Jon Henry | June 20, 2016

Electronica trio Tomboi have made a name for themselves mixing a pulsing synth with candy guitar licks to force your surrender to the groove.

Emotive lyrics swim the effervescent pop stream and further the group’s progressive roots.Stirring wails pick up an urgent gait, gleaming with a wink all the while. These women know how to make you dance.

When members Alex E. (vocal, sequencing, beats, guitar), Paige McMullen (guitar) and Summer Wood (drums) came through Virginia earlier this month, artist Jon Henry caught up with them around their Harrisonburg show.

The group first came together through mutual friends, cementing a deeper bond through music and youth advocacy efforts with local non profits, Girls Rock Jacksonville and JASMYN. They dropped their debut release, Queer Tears EP, March 2014 and another single, Lobos, January 2015. Since then they have shared bills with outfits such as Of Montreal, Big Freedia, Neon Indian, Hunter Valentine, La Femme, The Black Kids, Hunter Valentine, Fit for Rivals, Hurray for the Riff Raff, Boyfriend, Moon Hooch, and Hank & Cupcakes.

Check out our short Q&A with the band below, and keep up with them on Facebook here.

How did TomBoi form?

TOMBOi started as a solo project of Alex E. in 2013. She was invited to perform at an unofficial SXSW Showcase in 2014 and wasn’t planning on making the trip. Paige offered to drive her out to Texas. It only made sense if she was driving, she should play guitar in TOMBOi. After this breakfast conversation, Paige & Alex E. immediately walked over to Summer Wood’s house to recruit her to play drums. We got the band together in a month, and headed to SXSW – and have been TOMBOi-N’ it up ever since.

How did you all meet and get started?

We all met through our heavy involvement in the Jacksonville music scene. Summer & Paige used to be in a band together called RICE. Alex E. was in a band called Wild Life Society at the time, and we all played shows in our hometown under the moniker of Skinny Records & Warehouse Studios.

What subjects really get you all out of the bed in the morning and into the studio?

Our love of music and the drive to increase our musical capabilities really pushes us. But we’re also heavily influenced by the culture around us. All three of us are committed to various social justice organizations within our community. As queer women in the south, there are certain realities and experiences we’ve faced that have undoubtably inspired us. We want our music to reflect that.

For example, in our hometown of Jacksonville, FL, we do not have an inclusive human rights ordinance (HRO) that protects members of the LGBTQiA community from discrimination in the workplace or in public. To combat this, we’ve worked alongside JASMYN (Jacksonville Area Sexual Minority Youth Network) as well as the local high school G.S.A.s (Gay Straight Alliances) to raise awareness and support for updating our HRO. Where we’re from there is not a lot of queer culture so it’s our intent to cultivate safer spaces for queer and gender non binary individuals.

How do you feel about getting labeled as a queer music group? Do prefer that label or is part of the hustle?

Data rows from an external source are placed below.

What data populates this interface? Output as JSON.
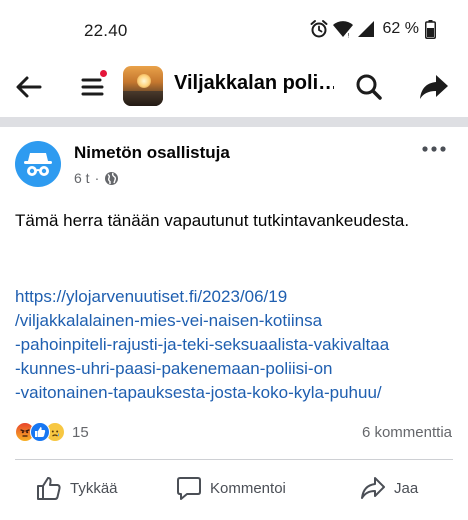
{
  "status_bar": {
    "time": "22.40",
    "battery_percent": "62 %",
    "icons": [
      "alarm-icon",
      "wifi-icon",
      "signal-icon",
      "battery-icon"
    ]
  },
  "app_bar": {
    "group_name": "Viljakkalan poli…",
    "icons": [
      "back-arrow-icon",
      "menu-icon",
      "search-icon",
      "share-arrow-icon"
    ],
    "menu_notification": true
  },
  "post": {
    "author": "Nimetön osallistuja",
    "avatar_icon": "incognito-icon",
    "time": "6 t",
    "separator": "·",
    "privacy_icon": "globe-icon",
    "more_icon": "more-dots-icon",
    "text": "Tämä herra tänään vapautunut tutkintavankeudesta.",
    "link_lines": [
      "https://ylojarvenuutiset.fi/2023/06/19",
      "/viljakkalalainen-mies-vei-naisen-kotiinsa",
      "-pahoinpiteli-rajusti-ja-teki-seksuaalista-vakivaltaa",
      "-kunnes-uhri-paasi-pakenemaan-poliisi-on",
      "-vaitonainen-tapauksesta-josta-koko-kyla-puhuu/"
    ],
    "reactions": [
      "angry-reaction-icon",
      "like-reaction-icon",
      "sad-reaction-icon"
    ],
    "reaction_count": "15",
    "comment_count": "6 kommenttia"
  },
  "actions": {
    "like": "Tykkää",
    "comment": "Kommentoi",
    "share": "Jaa"
  },
  "colors": {
    "link": "#1f5fb0",
    "accent": "#1877f2",
    "avatar": "#2e9bf0",
    "notification_dot": "#e4163a",
    "secondary_text": "#65676b"
  }
}
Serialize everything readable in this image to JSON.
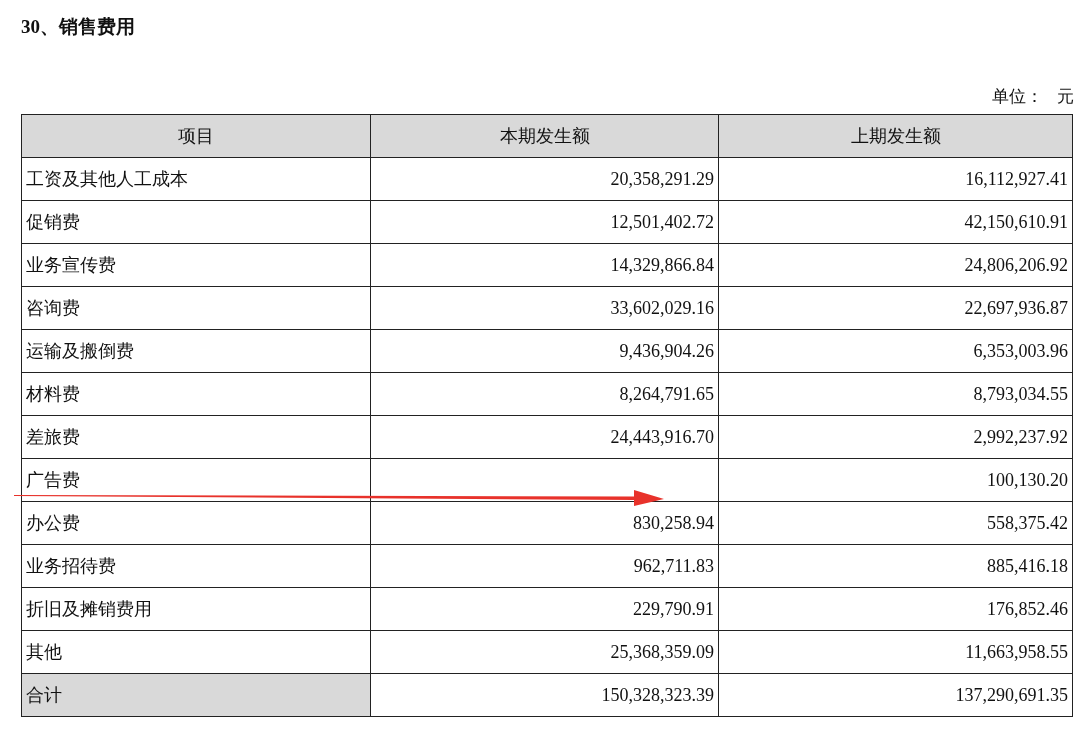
{
  "title": "30、销售费用",
  "unit": {
    "label": "单位：",
    "value": "元"
  },
  "table": {
    "columns": [
      "项目",
      "本期发生额",
      "上期发生额"
    ],
    "rows": [
      {
        "kind": "item",
        "item": "工资及其他人工成本",
        "current": "20,358,291.29",
        "previous": "16,112,927.41"
      },
      {
        "kind": "item",
        "item": "促销费",
        "current": "12,501,402.72",
        "previous": "42,150,610.91"
      },
      {
        "kind": "item",
        "item": "业务宣传费",
        "current": "14,329,866.84",
        "previous": "24,806,206.92"
      },
      {
        "kind": "item",
        "item": "咨询费",
        "current": "33,602,029.16",
        "previous": "22,697,936.87"
      },
      {
        "kind": "item",
        "item": "运输及搬倒费",
        "current": "9,436,904.26",
        "previous": "6,353,003.96"
      },
      {
        "kind": "item",
        "item": "材料费",
        "current": "8,264,791.65",
        "previous": "8,793,034.55"
      },
      {
        "kind": "item",
        "item": "差旅费",
        "current": "24,443,916.70",
        "previous": "2,992,237.92"
      },
      {
        "kind": "item",
        "item": "广告费",
        "previous": "100,130.20"
      },
      {
        "kind": "item",
        "item": "办公费",
        "current": "830,258.94",
        "previous": "558,375.42"
      },
      {
        "kind": "item",
        "item": "业务招待费",
        "current": "962,711.83",
        "previous": "885,416.18"
      },
      {
        "kind": "item",
        "item": "折旧及摊销费用",
        "current": "229,790.91",
        "previous": "176,852.46"
      },
      {
        "kind": "item",
        "item": "其他",
        "current": "25,368,359.09",
        "previous": "11,663,958.55"
      },
      {
        "kind": "total",
        "item": "合计",
        "current": "150,328,323.39",
        "previous": "137,290,691.35"
      }
    ]
  }
}
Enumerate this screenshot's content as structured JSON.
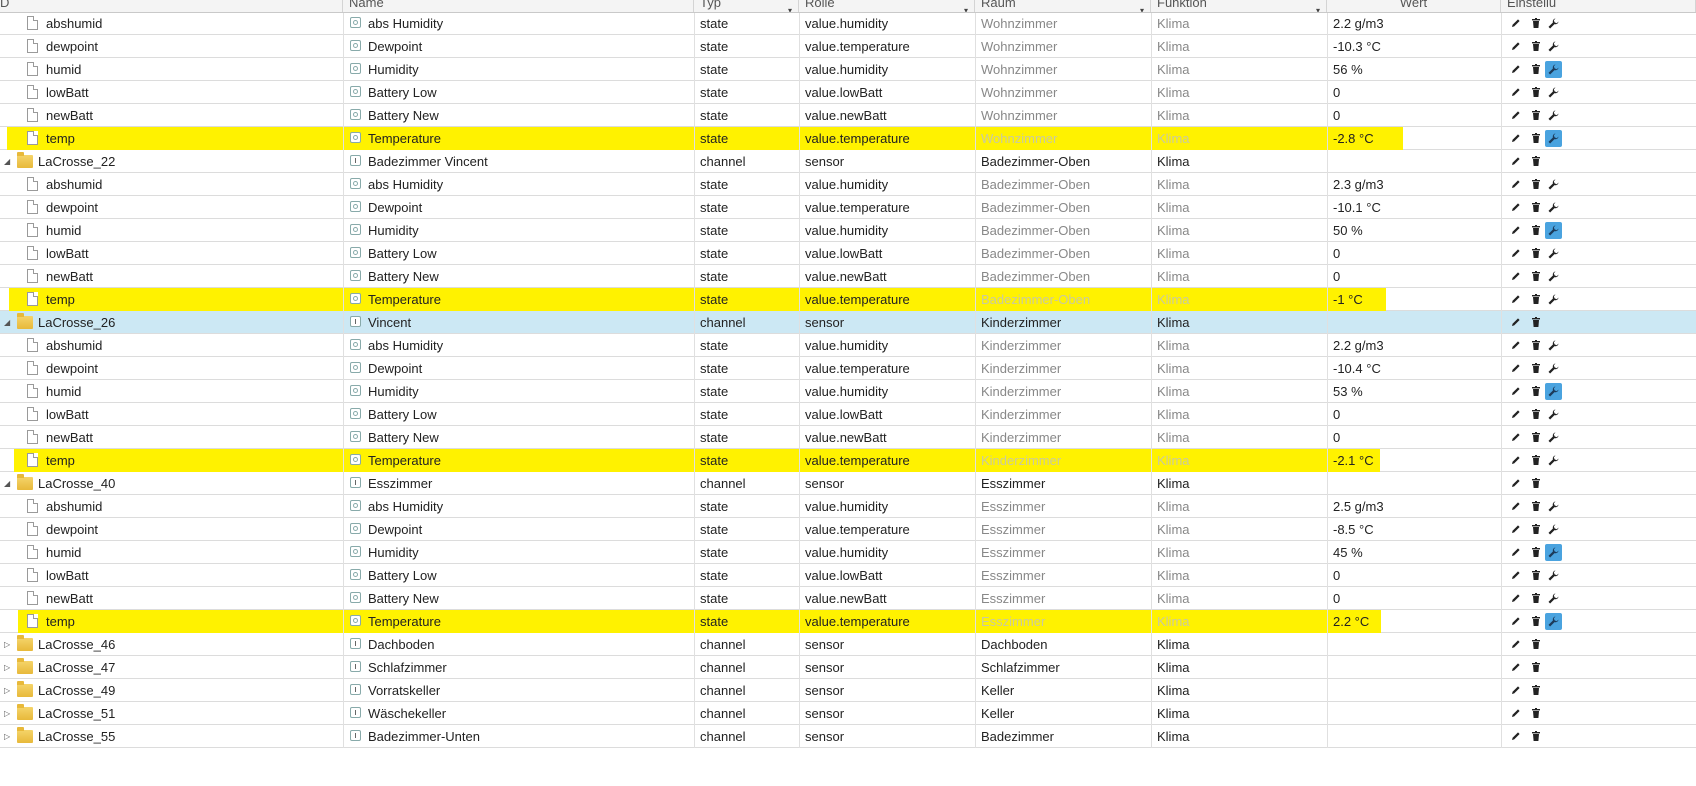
{
  "header": {
    "columns": [
      {
        "key": "id",
        "label": "D"
      },
      {
        "key": "name",
        "label": "Name"
      },
      {
        "key": "type",
        "label": "Typ"
      },
      {
        "key": "role",
        "label": "Rolle"
      },
      {
        "key": "room",
        "label": "Raum"
      },
      {
        "key": "func",
        "label": "Funktion"
      },
      {
        "key": "value",
        "label": "Wert"
      },
      {
        "key": "settings",
        "label": "Einstellu"
      }
    ]
  },
  "rows": [
    {
      "kind": "state",
      "id": "abshumid",
      "name": "abs Humidity",
      "type": "state",
      "role": "value.humidity",
      "room": "Wohnzimmer",
      "func": "Klima",
      "value": "2.2 g/m3",
      "highlight": false,
      "wrench": false
    },
    {
      "kind": "state",
      "id": "dewpoint",
      "name": "Dewpoint",
      "type": "state",
      "role": "value.temperature",
      "room": "Wohnzimmer",
      "func": "Klima",
      "value": "-10.3 °C",
      "highlight": false,
      "wrench": false
    },
    {
      "kind": "state",
      "id": "humid",
      "name": "Humidity",
      "type": "state",
      "role": "value.humidity",
      "room": "Wohnzimmer",
      "func": "Klima",
      "value": "56 %",
      "highlight": false,
      "wrench": true
    },
    {
      "kind": "state",
      "id": "lowBatt",
      "name": "Battery Low",
      "type": "state",
      "role": "value.lowBatt",
      "room": "Wohnzimmer",
      "func": "Klima",
      "value": "0",
      "highlight": false,
      "wrench": false
    },
    {
      "kind": "state",
      "id": "newBatt",
      "name": "Battery New",
      "type": "state",
      "role": "value.newBatt",
      "room": "Wohnzimmer",
      "func": "Klima",
      "value": "0",
      "highlight": false,
      "wrench": false
    },
    {
      "kind": "state",
      "id": "temp",
      "name": "Temperature",
      "type": "state",
      "role": "value.temperature",
      "room": "Wohnzimmer",
      "func": "Klima",
      "value": "-2.8 °C",
      "highlight": true,
      "wrench": true
    },
    {
      "kind": "channel",
      "id": "LaCrosse_22",
      "name": "Badezimmer Vincent",
      "type": "channel",
      "role": "sensor",
      "room": "Badezimmer-Oben",
      "func": "Klima",
      "value": "",
      "expanded": true,
      "selected": false
    },
    {
      "kind": "state",
      "id": "abshumid",
      "name": "abs Humidity",
      "type": "state",
      "role": "value.humidity",
      "room": "Badezimmer-Oben",
      "func": "Klima",
      "value": "2.3 g/m3",
      "highlight": false,
      "wrench": false
    },
    {
      "kind": "state",
      "id": "dewpoint",
      "name": "Dewpoint",
      "type": "state",
      "role": "value.temperature",
      "room": "Badezimmer-Oben",
      "func": "Klima",
      "value": "-10.1 °C",
      "highlight": false,
      "wrench": false
    },
    {
      "kind": "state",
      "id": "humid",
      "name": "Humidity",
      "type": "state",
      "role": "value.humidity",
      "room": "Badezimmer-Oben",
      "func": "Klima",
      "value": "50 %",
      "highlight": false,
      "wrench": true
    },
    {
      "kind": "state",
      "id": "lowBatt",
      "name": "Battery Low",
      "type": "state",
      "role": "value.lowBatt",
      "room": "Badezimmer-Oben",
      "func": "Klima",
      "value": "0",
      "highlight": false,
      "wrench": false
    },
    {
      "kind": "state",
      "id": "newBatt",
      "name": "Battery New",
      "type": "state",
      "role": "value.newBatt",
      "room": "Badezimmer-Oben",
      "func": "Klima",
      "value": "0",
      "highlight": false,
      "wrench": false
    },
    {
      "kind": "state",
      "id": "temp",
      "name": "Temperature",
      "type": "state",
      "role": "value.temperature",
      "room": "Badezimmer-Oben",
      "func": "Klima",
      "value": "-1 °C",
      "highlight": true,
      "wrench": false
    },
    {
      "kind": "channel",
      "id": "LaCrosse_26",
      "name": "Vincent",
      "type": "channel",
      "role": "sensor",
      "room": "Kinderzimmer",
      "func": "Klima",
      "value": "",
      "expanded": true,
      "selected": true
    },
    {
      "kind": "state",
      "id": "abshumid",
      "name": "abs Humidity",
      "type": "state",
      "role": "value.humidity",
      "room": "Kinderzimmer",
      "func": "Klima",
      "value": "2.2 g/m3",
      "highlight": false,
      "wrench": false
    },
    {
      "kind": "state",
      "id": "dewpoint",
      "name": "Dewpoint",
      "type": "state",
      "role": "value.temperature",
      "room": "Kinderzimmer",
      "func": "Klima",
      "value": "-10.4 °C",
      "highlight": false,
      "wrench": false
    },
    {
      "kind": "state",
      "id": "humid",
      "name": "Humidity",
      "type": "state",
      "role": "value.humidity",
      "room": "Kinderzimmer",
      "func": "Klima",
      "value": "53 %",
      "highlight": false,
      "wrench": true
    },
    {
      "kind": "state",
      "id": "lowBatt",
      "name": "Battery Low",
      "type": "state",
      "role": "value.lowBatt",
      "room": "Kinderzimmer",
      "func": "Klima",
      "value": "0",
      "highlight": false,
      "wrench": false
    },
    {
      "kind": "state",
      "id": "newBatt",
      "name": "Battery New",
      "type": "state",
      "role": "value.newBatt",
      "room": "Kinderzimmer",
      "func": "Klima",
      "value": "0",
      "highlight": false,
      "wrench": false
    },
    {
      "kind": "state",
      "id": "temp",
      "name": "Temperature",
      "type": "state",
      "role": "value.temperature",
      "room": "Kinderzimmer",
      "func": "Klima",
      "value": "-2.1 °C",
      "highlight": true,
      "wrench": false
    },
    {
      "kind": "channel",
      "id": "LaCrosse_40",
      "name": "Esszimmer",
      "type": "channel",
      "role": "sensor",
      "room": "Esszimmer",
      "func": "Klima",
      "value": "",
      "expanded": true,
      "selected": false
    },
    {
      "kind": "state",
      "id": "abshumid",
      "name": "abs Humidity",
      "type": "state",
      "role": "value.humidity",
      "room": "Esszimmer",
      "func": "Klima",
      "value": "2.5 g/m3",
      "highlight": false,
      "wrench": false
    },
    {
      "kind": "state",
      "id": "dewpoint",
      "name": "Dewpoint",
      "type": "state",
      "role": "value.temperature",
      "room": "Esszimmer",
      "func": "Klima",
      "value": "-8.5 °C",
      "highlight": false,
      "wrench": false
    },
    {
      "kind": "state",
      "id": "humid",
      "name": "Humidity",
      "type": "state",
      "role": "value.humidity",
      "room": "Esszimmer",
      "func": "Klima",
      "value": "45 %",
      "highlight": false,
      "wrench": true
    },
    {
      "kind": "state",
      "id": "lowBatt",
      "name": "Battery Low",
      "type": "state",
      "role": "value.lowBatt",
      "room": "Esszimmer",
      "func": "Klima",
      "value": "0",
      "highlight": false,
      "wrench": false
    },
    {
      "kind": "state",
      "id": "newBatt",
      "name": "Battery New",
      "type": "state",
      "role": "value.newBatt",
      "room": "Esszimmer",
      "func": "Klima",
      "value": "0",
      "highlight": false,
      "wrench": false
    },
    {
      "kind": "state",
      "id": "temp",
      "name": "Temperature",
      "type": "state",
      "role": "value.temperature",
      "room": "Esszimmer",
      "func": "Klima",
      "value": "2.2 °C",
      "highlight": true,
      "wrench": true
    },
    {
      "kind": "channel",
      "id": "LaCrosse_46",
      "name": "Dachboden",
      "type": "channel",
      "role": "sensor",
      "room": "Dachboden",
      "func": "Klima",
      "value": "",
      "expanded": false,
      "selected": false
    },
    {
      "kind": "channel",
      "id": "LaCrosse_47",
      "name": "Schlafzimmer",
      "type": "channel",
      "role": "sensor",
      "room": "Schlafzimmer",
      "func": "Klima",
      "value": "",
      "expanded": false,
      "selected": false
    },
    {
      "kind": "channel",
      "id": "LaCrosse_49",
      "name": "Vorratskeller",
      "type": "channel",
      "role": "sensor",
      "room": "Keller",
      "func": "Klima",
      "value": "",
      "expanded": false,
      "selected": false
    },
    {
      "kind": "channel",
      "id": "LaCrosse_51",
      "name": "Wäschekeller",
      "type": "channel",
      "role": "sensor",
      "room": "Keller",
      "func": "Klima",
      "value": "",
      "expanded": false,
      "selected": false
    },
    {
      "kind": "channel",
      "id": "LaCrosse_55",
      "name": "Badezimmer-Unten",
      "type": "channel",
      "role": "sensor",
      "room": "Badezimmer",
      "func": "Klima",
      "value": "",
      "expanded": false,
      "selected": false
    }
  ]
}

We feel great about it. We labeled ourselves that way as a form of self-empowerment. Being 3 androgynous queer women in the south we knew our sexuality would be brought into the conversation eventually. It was our way to own who we are as individuals, so there is never any misconception of how proud we are to live our truths. We also chose the label as a way to help steer the conversation & questions we are often met with. It was chosen to help more queer people find content that resonated with their experiences.  It was a way to connect with more people who may identify with the word, or may be interested in understanding it more.

So what questions are you often met with?

We often get asked what “queer” means or what we mean by identifying as a queer band. We don’t ever aim to give a finite definition of queer because the term itself is fluid; it has many meanings. Queer falls under a broad spectrum of categories – it can be used as a self identifier in terms of sexuality but can also be used as a communal term for those who do not identify with the overall heteronormative society we are constantly presented with. For us, we identify with it’s usage as a communal term for the LGBTQiA+ community.

How do you all value or measure success?

We see success in how broad our audience has been as well as how accepting both audiences and venues have been to our message. There’s no doubt that the world is still not a safe place for queer and gender non binary people but the fact that we do identify as a queer band and have the opportunity to travel safely is a testament to how far we’ve come as a society.

Queer folks have long used bars and clubs as ad hoc community centers. Yet we are seeing the disappearance of queer night venues, arguably with the rise of the internet. Have you noticed? Or have strong feelings on it?

This is a great question. We’ve talked about this before as a band and with other friends. Within our own community we have seen a decrease in gay/lesbian bars but in response there has been an increase in safe DIY spaces popping up. Maybe it’s hopeful to say this but we believe the culture is becoming more inclusive and wants to get better. Specifically in larger cities, safe(r) spaces are becoming more and more available for everyone, not just queer people.

So you all are headed up to Philly Pride to perform. What’s it like to play at a Pride event versus a more traditional venue?

Yes, we are playing at a fundraiser for LIGHT for Philly Pride. We are also playing at Pittsburgh Pride for Pridefest with Dev. The whole concept and environment that Pride events aim to create are always refreshing, heart-warming & a reminder of all the warriors who have fought/fight for equality for the LGBTQia Community. Truly, we are honored to even be considered for those events. Playing in traditional venues can have its ups & downs, but overall when we book shows we always seek out inclusive safe spaces to perform in.